The global super-rich are using loopholes to hide £13 trillion from the taxman, a report has found.
The figure is more than the gross domestic product of the United States and Japan put together and their failure to pay is a threat to the very essence of democracy, campaigners have warned.
The report, The Price of Offshore Revisited, is the most detailed ever compiled and shows money being siphoned into offshore banks instead of being invested at home.
James Henry, the report author and former chief economist at consultancy McKinsey, says the assets of “high net” individuals are being protected by “professional enablers” taking advantage of a “frictionless global economy”.
According to his calculations, £6.3tn of assets is owned by 92,000 people – or 0.001 per cent of the world’s population.
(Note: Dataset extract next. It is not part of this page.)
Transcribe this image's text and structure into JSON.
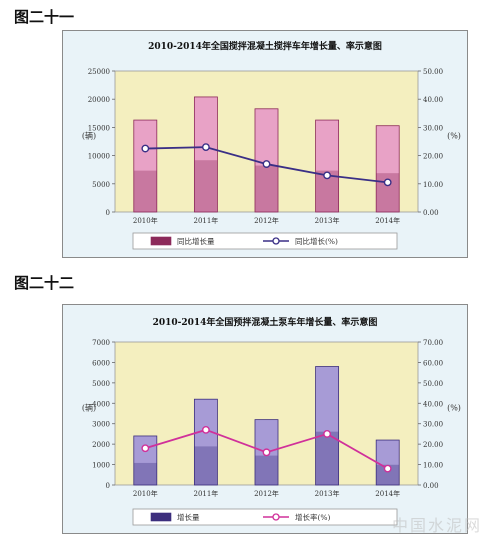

In oil rich states and developing countries, this often means the assets are held by the few but the debts are shouldered by all, he said.
He adds that for many developing countries, the amount of money channelled offshore since the 1970s would be more than enough to pay their current crippling national debts.
John Christensen, of the Tax Justice Network, which commissioned the research, said the problem went beyond money and to the heart of the democratic system.
He said he was unsurprised by the £13tn figure – and believed the true amount was even higher once assets such as yachts and private jets were taken into account.
“What the figure doesn’t include is the non-financial assets, the yachts, the jets, the works of art, the racehorses, the real estate,” he said.
“We know that this is a massive issue as well. Many of the super-rich hold a very large proportion of their wealth in non-financial assets.
Mr Christensen said that the amount could make people doubt politicians and the process of democracy.
He said: “I know that people do feel angry. For example, I have watched the change in the US – now people are saying ‘we have been cheated on a massive scale.’
“I pick up the same in the UK. People feel ‘why are our politicians who talk about tackling tax avoidance all the time doing nothing about this at all?’
“I think there is real anger about the loss of public services and because ordinary people are having to pick up the slack because rich people are not paying their share. I would say this is a defining moment for democracy, because unless people feel governments are treating tax-payers fairly, our faith in democracy disappears.”
He likened it to the British faith in queuing, and said once one lost faith in the system one lost the will to stand in line.
He added: “When you get the message that people at the top are avoiding tax, people think, well, why the hell should we do it? It becomes very corrosive.”
Mr Henry used data from the World Bank, International Monetary Fund, United Nations and central banks.
The report also highlights the impact on the balance sheets of 139 developing countries of money held in tax havens by private elites, putting wealth beyond the reach of local tax authorities.